UK scientists have warned that a second wave of coronavirus could be more than twice the size of the first if no effective testing and contact-tracing system is in place before schools reopen in September.
This is contained in a new modeling study, published in The Lancet Child and Adolescent Health.
“To prevent a second COVID-19 wave, relaxation of physical distancing, including reopening of schools, in the UK must be accompanied by large-scale, population-wide testing of symptomatic individuals and effective tracing of their contacts, followed by isolation of diagnosed individuals,” the study said.
The research conducted by scientists from the London School of Hygiene and Tropical Medicine and the University College London stated that to keep the virus under control, at least 75 per cent of people with symptoms must be found and 68 per cent of their contacts traced.
Another effective way of preventing a second wave would be if both 87 per cent of people with symptoms were found and 40 per cent of their contacts traced, assuming that around 70 per cent of people will return to workplaces once schools are fully reopened in September.
“Without these levels of testing and contact tracing, reopening of schools together with gradual relaxing of the lockdown measures are likely to induce a second wave that would peak in December, 2020, if schools open full-time in September, and in February, 2021, if a part-time rota system were adopted,” the paper added.

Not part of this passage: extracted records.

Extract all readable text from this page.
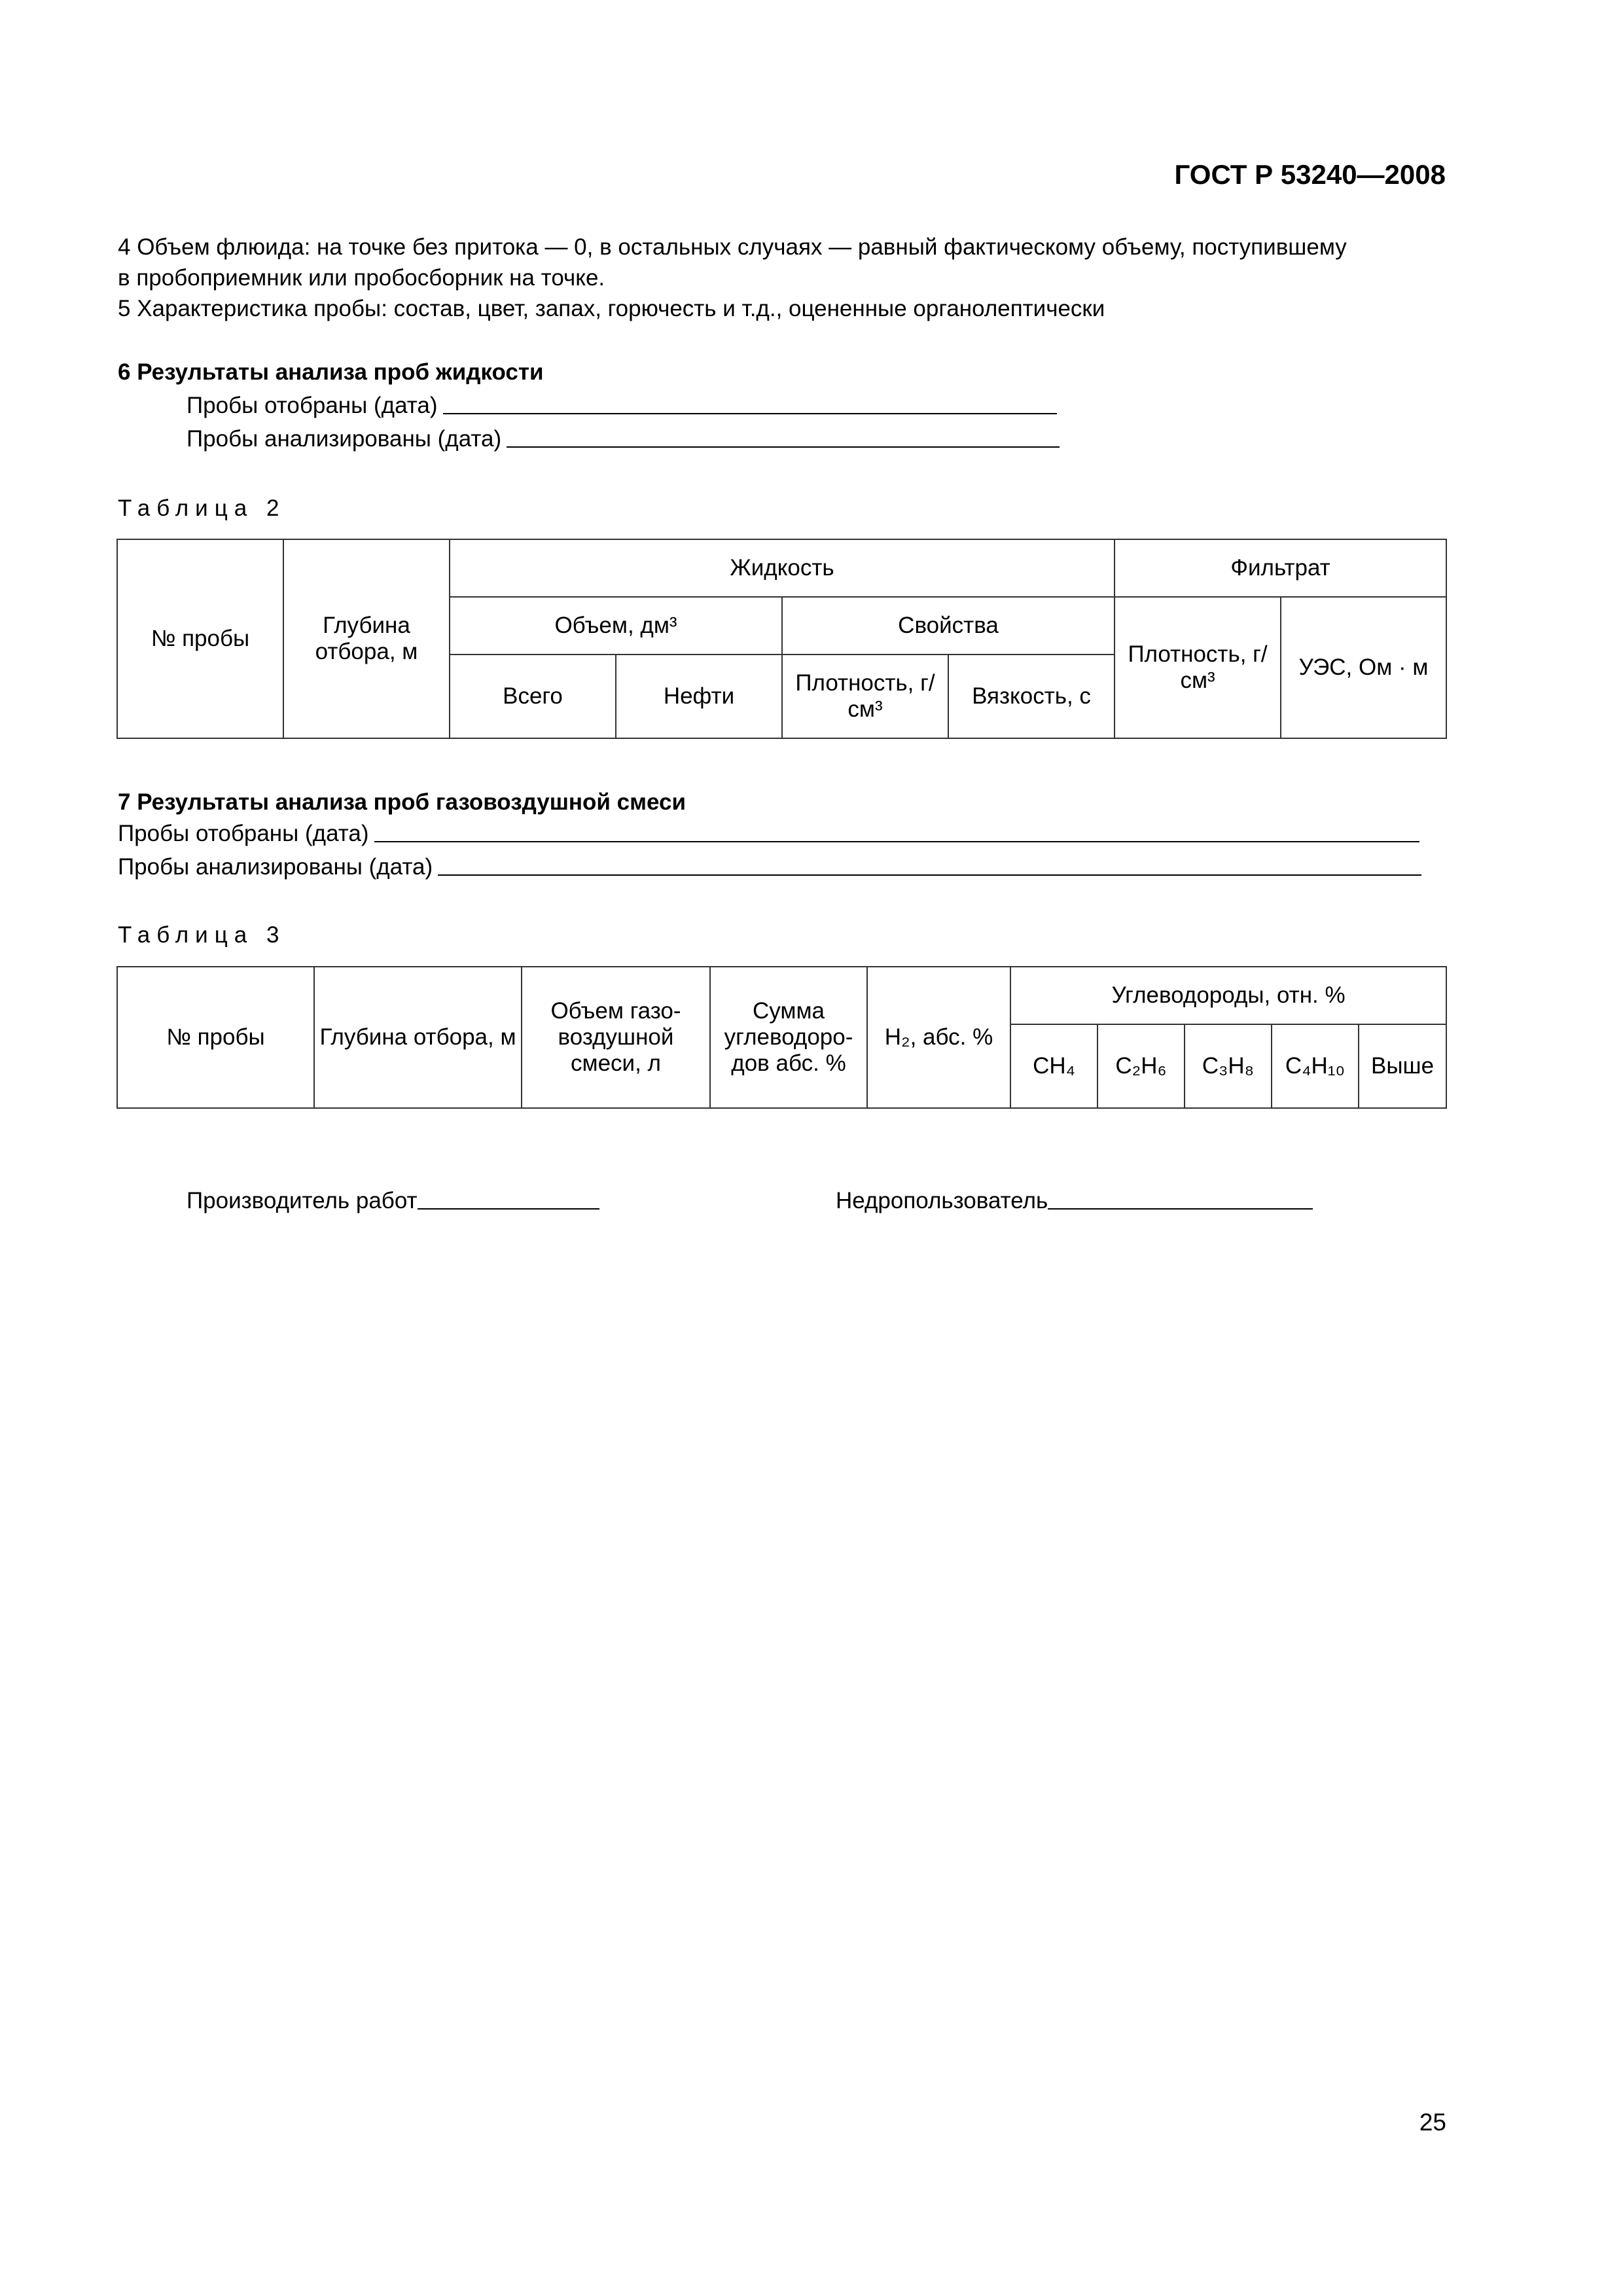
ГОСТ Р 53240—2008
4 Объем флюида: на точке без притока — 0, в остальных случаях — равный фактическому объему, поступившему
в пробоприемник или пробосборник на точке.
5 Характеристика пробы: состав, цвет, запах, горючесть и т.д., оцененные органолептически
6 Результаты анализа проб жидкости
Пробы отобраны (дата)
Пробы анализированы (дата)
Таблица 2
№ пробы	Глубина отбора, м	Жидкость				Фильтрат	
		Объем, дм³		Свойства		Плотность, г/см³	УЭС, Ом · м
		Всего	Нефти	Плотность, г/см³	Вязкость, с		
7 Результаты анализа проб газовоздушной смеси
Пробы отобраны (дата)
Пробы анализированы (дата)
Таблица 3
№ пробы	Глубина отбора, м	Объем газо-воздушной смеси, л	Сумма углеводоро-дов абс. %	H₂, абс. %	Углеводороды, отн. %				
					CH₄	C₂H₆	C₃H₈	C₄H₁₀	Выше
Производитель работ	Недропользователь
25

According to the experts, in either case, the reproduction number, which refers to the average number of secondary infections produced by a single infected person, will rise above one, resulting in a second peak of infections 2.0 – 2.3 times the size of the original COVID-19 wave.
Although the study says it is currently unclear when the UK test–trace–isolate strategy will achieve sufficient coverage, local government minister Simon Clarke told Sky News that the reopening of schools in September is not debatable.
“One thing is clear, schools are going to reopen in full in the autumn. That is not up for debate,” Clarke said.
The government official admitted that there is “always more to do” to improve the NHS test and trace system, but noted that 184,000 people had so far been contacted, with more than 80 per cent of those testing positive for coronavirus reached by the programme, as well as 75 per cent of their close contacts.
UK Public Health authorities on Monday announced that new 90-minute tests that can detect coronavirus and flu will be rolled out in hospitals and care homes beginning next week, with officials saying the programme could be extended to schools in September.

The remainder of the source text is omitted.